ESPE2022 Poster Category 2 Pituitary, Neuroendocrinology and Puberty (35 abstracts)
Introduction: Primary polydipsia is rare during adolescence and is known to be associated with psychiatric disorders or psychological stress. Differential diagnosis includes endocrine, neurologic, renal, and iatrogenic causes.
Case Report: A 14-year-old male presented with polydipsia and polyuria that persisted for 6 years.
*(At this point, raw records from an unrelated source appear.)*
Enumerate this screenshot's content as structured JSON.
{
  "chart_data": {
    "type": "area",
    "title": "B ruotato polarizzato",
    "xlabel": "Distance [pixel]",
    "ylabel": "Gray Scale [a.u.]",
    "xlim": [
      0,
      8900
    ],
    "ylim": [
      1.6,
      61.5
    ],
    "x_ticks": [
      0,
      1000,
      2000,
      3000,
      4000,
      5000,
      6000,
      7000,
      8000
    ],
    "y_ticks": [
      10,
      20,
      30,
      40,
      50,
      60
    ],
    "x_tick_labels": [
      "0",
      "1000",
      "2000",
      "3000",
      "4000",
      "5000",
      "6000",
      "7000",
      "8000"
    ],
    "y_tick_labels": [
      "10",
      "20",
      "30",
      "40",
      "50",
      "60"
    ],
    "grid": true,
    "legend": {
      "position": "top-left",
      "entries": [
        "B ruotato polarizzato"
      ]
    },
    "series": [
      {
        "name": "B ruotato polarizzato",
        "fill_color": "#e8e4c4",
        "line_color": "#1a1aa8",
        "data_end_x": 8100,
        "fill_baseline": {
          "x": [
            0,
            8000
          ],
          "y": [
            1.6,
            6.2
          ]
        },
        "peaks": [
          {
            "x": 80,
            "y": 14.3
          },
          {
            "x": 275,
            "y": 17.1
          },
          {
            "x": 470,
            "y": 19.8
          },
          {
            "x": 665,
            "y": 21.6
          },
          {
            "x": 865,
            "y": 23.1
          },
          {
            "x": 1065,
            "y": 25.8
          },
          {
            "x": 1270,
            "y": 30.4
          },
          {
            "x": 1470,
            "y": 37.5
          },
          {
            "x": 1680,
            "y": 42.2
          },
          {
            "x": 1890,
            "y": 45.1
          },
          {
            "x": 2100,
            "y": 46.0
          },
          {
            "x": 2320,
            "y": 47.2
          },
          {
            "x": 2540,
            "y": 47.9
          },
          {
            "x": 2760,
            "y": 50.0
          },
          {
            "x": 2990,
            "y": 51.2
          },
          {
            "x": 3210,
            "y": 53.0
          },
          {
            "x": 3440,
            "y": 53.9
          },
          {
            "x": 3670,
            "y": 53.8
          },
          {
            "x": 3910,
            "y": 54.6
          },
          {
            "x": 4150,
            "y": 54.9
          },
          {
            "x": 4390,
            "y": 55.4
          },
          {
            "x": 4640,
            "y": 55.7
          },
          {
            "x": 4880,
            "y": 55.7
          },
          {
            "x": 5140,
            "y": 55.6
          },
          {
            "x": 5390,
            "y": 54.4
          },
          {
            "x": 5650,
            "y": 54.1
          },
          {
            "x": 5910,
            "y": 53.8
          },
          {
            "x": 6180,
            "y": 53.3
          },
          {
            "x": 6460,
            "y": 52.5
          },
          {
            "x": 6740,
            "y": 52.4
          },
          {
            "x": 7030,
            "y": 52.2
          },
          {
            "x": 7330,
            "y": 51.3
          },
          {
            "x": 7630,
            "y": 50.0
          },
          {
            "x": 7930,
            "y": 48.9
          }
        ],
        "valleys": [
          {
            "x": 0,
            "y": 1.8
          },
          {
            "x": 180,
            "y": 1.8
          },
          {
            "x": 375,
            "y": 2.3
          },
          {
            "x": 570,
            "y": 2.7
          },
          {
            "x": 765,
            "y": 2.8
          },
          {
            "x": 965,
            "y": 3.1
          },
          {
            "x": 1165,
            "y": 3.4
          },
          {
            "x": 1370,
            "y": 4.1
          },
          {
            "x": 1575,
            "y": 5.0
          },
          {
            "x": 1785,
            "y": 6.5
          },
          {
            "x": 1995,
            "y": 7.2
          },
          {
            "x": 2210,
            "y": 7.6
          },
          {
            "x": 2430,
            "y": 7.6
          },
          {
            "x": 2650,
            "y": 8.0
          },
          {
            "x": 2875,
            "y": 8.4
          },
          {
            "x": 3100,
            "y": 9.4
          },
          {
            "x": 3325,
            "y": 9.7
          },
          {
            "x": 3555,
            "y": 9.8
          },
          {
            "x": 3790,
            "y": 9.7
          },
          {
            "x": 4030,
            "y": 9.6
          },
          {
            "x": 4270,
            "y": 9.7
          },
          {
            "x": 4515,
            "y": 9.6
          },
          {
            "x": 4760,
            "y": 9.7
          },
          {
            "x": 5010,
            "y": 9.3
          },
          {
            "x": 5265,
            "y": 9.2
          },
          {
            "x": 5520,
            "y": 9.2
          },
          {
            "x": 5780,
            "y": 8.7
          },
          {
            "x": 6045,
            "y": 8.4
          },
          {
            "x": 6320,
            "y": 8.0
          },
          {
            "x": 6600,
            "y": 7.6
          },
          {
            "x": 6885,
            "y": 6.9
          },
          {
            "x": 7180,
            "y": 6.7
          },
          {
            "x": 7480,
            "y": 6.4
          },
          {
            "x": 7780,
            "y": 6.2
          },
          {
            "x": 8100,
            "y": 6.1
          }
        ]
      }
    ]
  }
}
His fluid intake was about 9 liters a day and he woke up for voiding once or two times every night. He had no fever, headache, abdominal pain, weight loss, vomiting, or any other neurological deficit. His past medical history was unremarkable. Also, there was no family history related to endocrine, renal, or psychiatric diseases. His physical and intellectual development was normal. On physical examination, his height was -0.47 standard deviation score (SDS), weight -0.73 SDS, and body mass index -0.72 SDS. Neurologic examination revealed no abnormality. Laboratory data showed normal concentrations of serum sodium, potassium, creatinine, and glucose. Serum and urine osmolality was 281 and 91 mOsm/kg, respectively. Hormonal studies revealed normal thyroid-stimulating hormone, thyroxine, cortisol, and adrenocorticotropic hormone. A 12-hour water deprivation test showed an increase in urine osmolality up to 778 mOsm/kg, with no changes in serum sodium, osmolality, and antidiuretic hormone. He was diagnosed with primary polydipsia and recommended to restrict fluid intake. His polydipsia and polyuria disappeared completely within 2 weeks after fluid restriction.
Conclusion: This case report suggests that primary polydipsia might be observed in adolescents without psychological risk factors. Sufficient awareness of clinical features and biochemical characteristics including a water deprivation test is important to identify this disorder.